View From The Hill: April 27, 2015

Commentary & Performance Summary

In the Equities, the SP-500 (SPY) and Nasdaq-100 (QQQ) maintain their uptrends but could be showing early signs of bearish reversal patterns. If you regard the Russell-2000 (IWM) as the canary in the coal mine, then one should note that the small-cap proxy was downgraded from neutral to bearish for its short-term trend.

In giving consideration to the above, Treasury Bonds (TLT) have now delivered three consecutive sessions of positive performance. Intermarket analysis of this asset class versus equities suggests that risk appetites may be subsiding and are beginning to favor safety. The short-term trend for the 20-Year+ Treasury ETF was upgraded from bearish to neutral.

The trend for Volatility (VXX) remains bearish, but it is worth noting that it did make a new 3-day high after bottoming to a new 3-day low on almost twice the amount of last Friday’s trading volume.

In the Currency Markets, the intermediate trend for the US Dollar (UUP) was downgraded from neutral to bearish.
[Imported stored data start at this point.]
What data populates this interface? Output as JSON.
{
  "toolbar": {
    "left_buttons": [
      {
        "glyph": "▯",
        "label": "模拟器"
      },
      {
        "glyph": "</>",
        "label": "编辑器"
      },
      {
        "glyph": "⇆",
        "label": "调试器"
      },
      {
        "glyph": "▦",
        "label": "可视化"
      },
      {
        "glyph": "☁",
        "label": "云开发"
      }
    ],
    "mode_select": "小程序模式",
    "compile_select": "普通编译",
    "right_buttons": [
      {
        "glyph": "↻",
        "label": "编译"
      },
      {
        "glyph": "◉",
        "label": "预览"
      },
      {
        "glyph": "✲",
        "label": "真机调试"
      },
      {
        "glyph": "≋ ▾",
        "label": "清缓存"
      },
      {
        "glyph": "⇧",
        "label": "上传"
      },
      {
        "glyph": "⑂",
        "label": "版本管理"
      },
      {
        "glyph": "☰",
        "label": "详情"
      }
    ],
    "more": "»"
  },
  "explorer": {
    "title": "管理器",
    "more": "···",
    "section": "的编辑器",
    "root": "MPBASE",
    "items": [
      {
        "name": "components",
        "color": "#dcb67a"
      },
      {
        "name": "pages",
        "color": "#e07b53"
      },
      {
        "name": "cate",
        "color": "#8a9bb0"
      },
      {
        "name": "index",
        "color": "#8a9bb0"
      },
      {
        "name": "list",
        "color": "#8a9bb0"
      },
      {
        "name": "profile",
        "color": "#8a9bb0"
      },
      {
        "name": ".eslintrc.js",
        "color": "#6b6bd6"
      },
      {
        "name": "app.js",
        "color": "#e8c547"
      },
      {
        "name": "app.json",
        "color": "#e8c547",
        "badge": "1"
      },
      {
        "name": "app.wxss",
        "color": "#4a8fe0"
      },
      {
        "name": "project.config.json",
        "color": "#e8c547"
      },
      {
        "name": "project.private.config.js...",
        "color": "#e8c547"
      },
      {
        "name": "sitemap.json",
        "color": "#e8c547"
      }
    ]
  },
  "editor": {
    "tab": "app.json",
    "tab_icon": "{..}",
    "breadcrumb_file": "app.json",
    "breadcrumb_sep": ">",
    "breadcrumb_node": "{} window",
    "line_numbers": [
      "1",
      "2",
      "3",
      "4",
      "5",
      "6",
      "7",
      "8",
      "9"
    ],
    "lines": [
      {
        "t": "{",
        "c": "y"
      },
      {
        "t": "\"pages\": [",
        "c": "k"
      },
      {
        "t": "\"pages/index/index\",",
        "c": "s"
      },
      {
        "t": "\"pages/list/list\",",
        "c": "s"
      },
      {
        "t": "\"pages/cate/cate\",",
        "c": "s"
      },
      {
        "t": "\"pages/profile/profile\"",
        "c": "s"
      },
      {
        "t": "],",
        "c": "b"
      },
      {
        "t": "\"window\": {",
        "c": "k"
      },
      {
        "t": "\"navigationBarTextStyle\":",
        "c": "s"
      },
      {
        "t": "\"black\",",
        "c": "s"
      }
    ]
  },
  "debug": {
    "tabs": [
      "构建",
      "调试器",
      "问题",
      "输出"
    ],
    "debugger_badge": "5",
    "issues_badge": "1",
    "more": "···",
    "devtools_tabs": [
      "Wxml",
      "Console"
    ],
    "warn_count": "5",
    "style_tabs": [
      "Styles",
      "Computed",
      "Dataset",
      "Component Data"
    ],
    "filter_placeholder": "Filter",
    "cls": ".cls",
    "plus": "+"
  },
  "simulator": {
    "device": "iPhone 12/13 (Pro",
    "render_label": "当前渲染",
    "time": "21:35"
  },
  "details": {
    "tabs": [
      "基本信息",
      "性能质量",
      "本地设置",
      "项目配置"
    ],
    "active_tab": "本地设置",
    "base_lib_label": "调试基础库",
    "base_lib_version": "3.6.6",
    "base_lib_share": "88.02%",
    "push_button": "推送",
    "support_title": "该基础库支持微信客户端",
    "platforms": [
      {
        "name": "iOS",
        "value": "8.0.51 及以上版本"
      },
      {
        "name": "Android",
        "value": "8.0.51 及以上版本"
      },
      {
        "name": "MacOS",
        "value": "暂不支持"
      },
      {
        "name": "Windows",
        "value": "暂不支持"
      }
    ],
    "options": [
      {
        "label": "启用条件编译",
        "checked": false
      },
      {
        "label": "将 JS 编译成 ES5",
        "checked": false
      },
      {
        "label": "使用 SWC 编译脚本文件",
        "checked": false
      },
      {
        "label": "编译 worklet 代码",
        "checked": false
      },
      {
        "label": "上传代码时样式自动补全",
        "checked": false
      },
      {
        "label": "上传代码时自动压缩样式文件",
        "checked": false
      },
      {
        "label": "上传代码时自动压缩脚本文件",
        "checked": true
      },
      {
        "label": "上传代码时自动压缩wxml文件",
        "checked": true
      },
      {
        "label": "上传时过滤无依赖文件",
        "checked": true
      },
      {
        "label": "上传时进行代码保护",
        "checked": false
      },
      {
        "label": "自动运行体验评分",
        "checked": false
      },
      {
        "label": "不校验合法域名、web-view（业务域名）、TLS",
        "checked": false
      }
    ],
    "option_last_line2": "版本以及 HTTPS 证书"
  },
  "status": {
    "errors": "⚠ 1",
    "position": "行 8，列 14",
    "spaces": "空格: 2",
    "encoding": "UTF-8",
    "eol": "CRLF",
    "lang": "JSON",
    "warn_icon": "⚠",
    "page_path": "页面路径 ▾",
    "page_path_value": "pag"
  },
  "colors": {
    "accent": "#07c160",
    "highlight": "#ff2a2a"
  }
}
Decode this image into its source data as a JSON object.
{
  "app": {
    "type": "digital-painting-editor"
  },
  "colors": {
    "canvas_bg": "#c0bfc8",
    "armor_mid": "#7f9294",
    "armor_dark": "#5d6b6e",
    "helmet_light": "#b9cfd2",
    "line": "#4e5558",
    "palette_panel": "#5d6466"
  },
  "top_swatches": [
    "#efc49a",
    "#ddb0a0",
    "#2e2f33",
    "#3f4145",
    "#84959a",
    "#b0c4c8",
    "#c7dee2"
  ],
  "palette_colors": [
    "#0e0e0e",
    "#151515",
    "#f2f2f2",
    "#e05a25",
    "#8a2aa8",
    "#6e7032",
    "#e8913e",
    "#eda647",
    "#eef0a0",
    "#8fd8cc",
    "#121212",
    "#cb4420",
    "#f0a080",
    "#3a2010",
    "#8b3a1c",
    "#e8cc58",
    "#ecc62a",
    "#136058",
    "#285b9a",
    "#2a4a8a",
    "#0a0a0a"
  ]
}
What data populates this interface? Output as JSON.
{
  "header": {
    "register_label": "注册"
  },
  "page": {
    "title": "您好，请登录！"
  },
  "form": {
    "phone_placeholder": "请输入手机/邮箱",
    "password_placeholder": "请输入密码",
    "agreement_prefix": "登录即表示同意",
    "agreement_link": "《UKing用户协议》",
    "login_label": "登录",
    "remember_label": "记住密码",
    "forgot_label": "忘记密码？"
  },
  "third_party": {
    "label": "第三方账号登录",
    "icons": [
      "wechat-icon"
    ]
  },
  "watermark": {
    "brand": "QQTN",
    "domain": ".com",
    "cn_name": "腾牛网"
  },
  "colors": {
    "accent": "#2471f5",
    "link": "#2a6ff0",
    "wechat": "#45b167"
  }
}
The Euro (FXE) and Japanese Yen (FXY) have now outperformed the dollar in 4 out of the last 5 trading sessions.

The ETF Commodity Tracking Index (DBC) is still indicating a bullish bias. Gold (GLD) appears to be establishing a bullish reversal pattern and closed above its 13-day moving average. Oil (USO) is in a consolidation phase and therefore has been downgraded to neutral for the short-term.

The technical outlook for Real Estate assets (IYR and ITB) remains bearish to neutral and weak at best.